Oil prices have plummeted because production has risen sharply in recent years, particularly because of the American shale oil boom which has made the US a net exporter of oil. This is coupled with a drop in demand because of a stalling global economy with major trouble-spots including Europe and China. This is often portrayed in the West as some kind of price-sabotage play by Saudi Arabia, but actually it’s the result of a production contest between them and the US. The Saudis hold the stronger hand because their oil is far higher-quality and cheaper to produce. North American shale oil and bitumen are low-grade, high-cost resources that are very vulnerable to price swings.
That’s the straightforward part.
But how do producers respond to this scenario?
First, they are under increasing pressure to squeeze as much revenue as they can out of their existing facilities. Current production is maintained with sunk capital – so even if low prices mean they are selling at a loss, it’s a far smaller loss than not selling oil at all. For jurisdictions like Russia or Malaysia, where so much state revenue depends on oil, this logic operates on a macro scale – the lower the revenue per barrel, the more barrels you need to release into to the contracting market, and the more downward pressure you put on the commodity.
Initially, low prices actually increase pressure to maintain or increase production. That means that in the short term, low prices create a vicious circle that keeps production from dropping and delays a correction in the imbalance between supply and demand.
Second, the energy corporations are curtailing new capital investment. The logic of squeezing production and revenue out of sunk and committed capital does not apply to new capital. Low prices and falling share prices are draining the producers’ financial resources and straining their ability to raise capital for new projects. The cost per barrel of new rigs and facilities increases inexorably (as lower-cost plays get played out) so tight money, rising capital cost and low prices combine to put a powerful damper on investment.
The International Energy Agency sees much the same dynamic: “Producers will . . . be incentivized [sic] to maximize output in a bid to recoup investment costs. . . New projects, on the other hand, are unlikely to be sanctioned and will likely be delayed.” Current US statistics show a decline in the number of wells but an increase in total oil production.

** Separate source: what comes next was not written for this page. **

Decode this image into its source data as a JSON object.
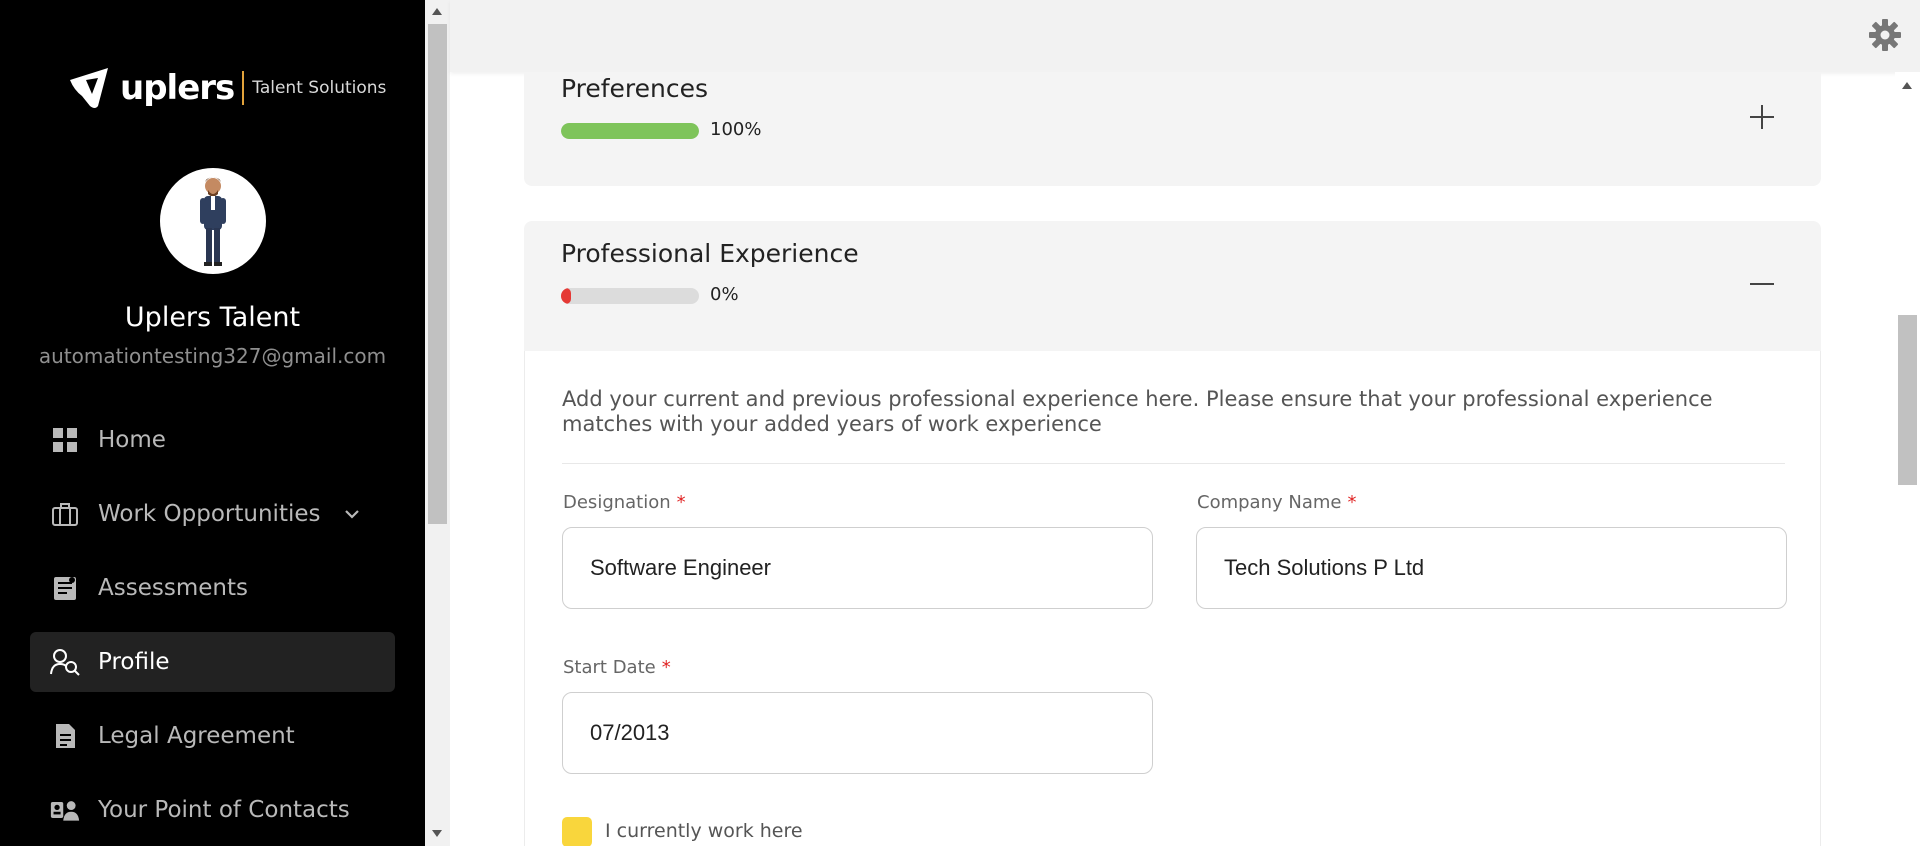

Eventually production will fall as existing facilities get tapped out and are not being replaced with new ones at the rate one sees when the market is healthy, and at that point glutted reserves will start to dwindle and prices will approach a more stable and sustainable level, probably returning to the long-term upward trend but not likely a strong rebound. If the European economy continues to tank, if China’s economy continues to slow, if the American recovery is a short-term phenomenon, then demand will stay soft and so will oil prices for quite a while.
Capital will remain tight in the oil sector for a time. Bankers have a long memory and will not be enthusiastic about advancing money to energy companies until the financial shocks of all this price volatility have receded.
In terms of our parochial interests here in British Columbia, the squeeze I have described refers to the same energy companies that are the only candidates for the development of a Liquefied Natural Gas export industry, and the soft global energy markets I have described are the places where they would need to feel assured they can turn a sustained profit out of LNG ventures, which require enormous capital outlays.
In other words, don’t hold your breath.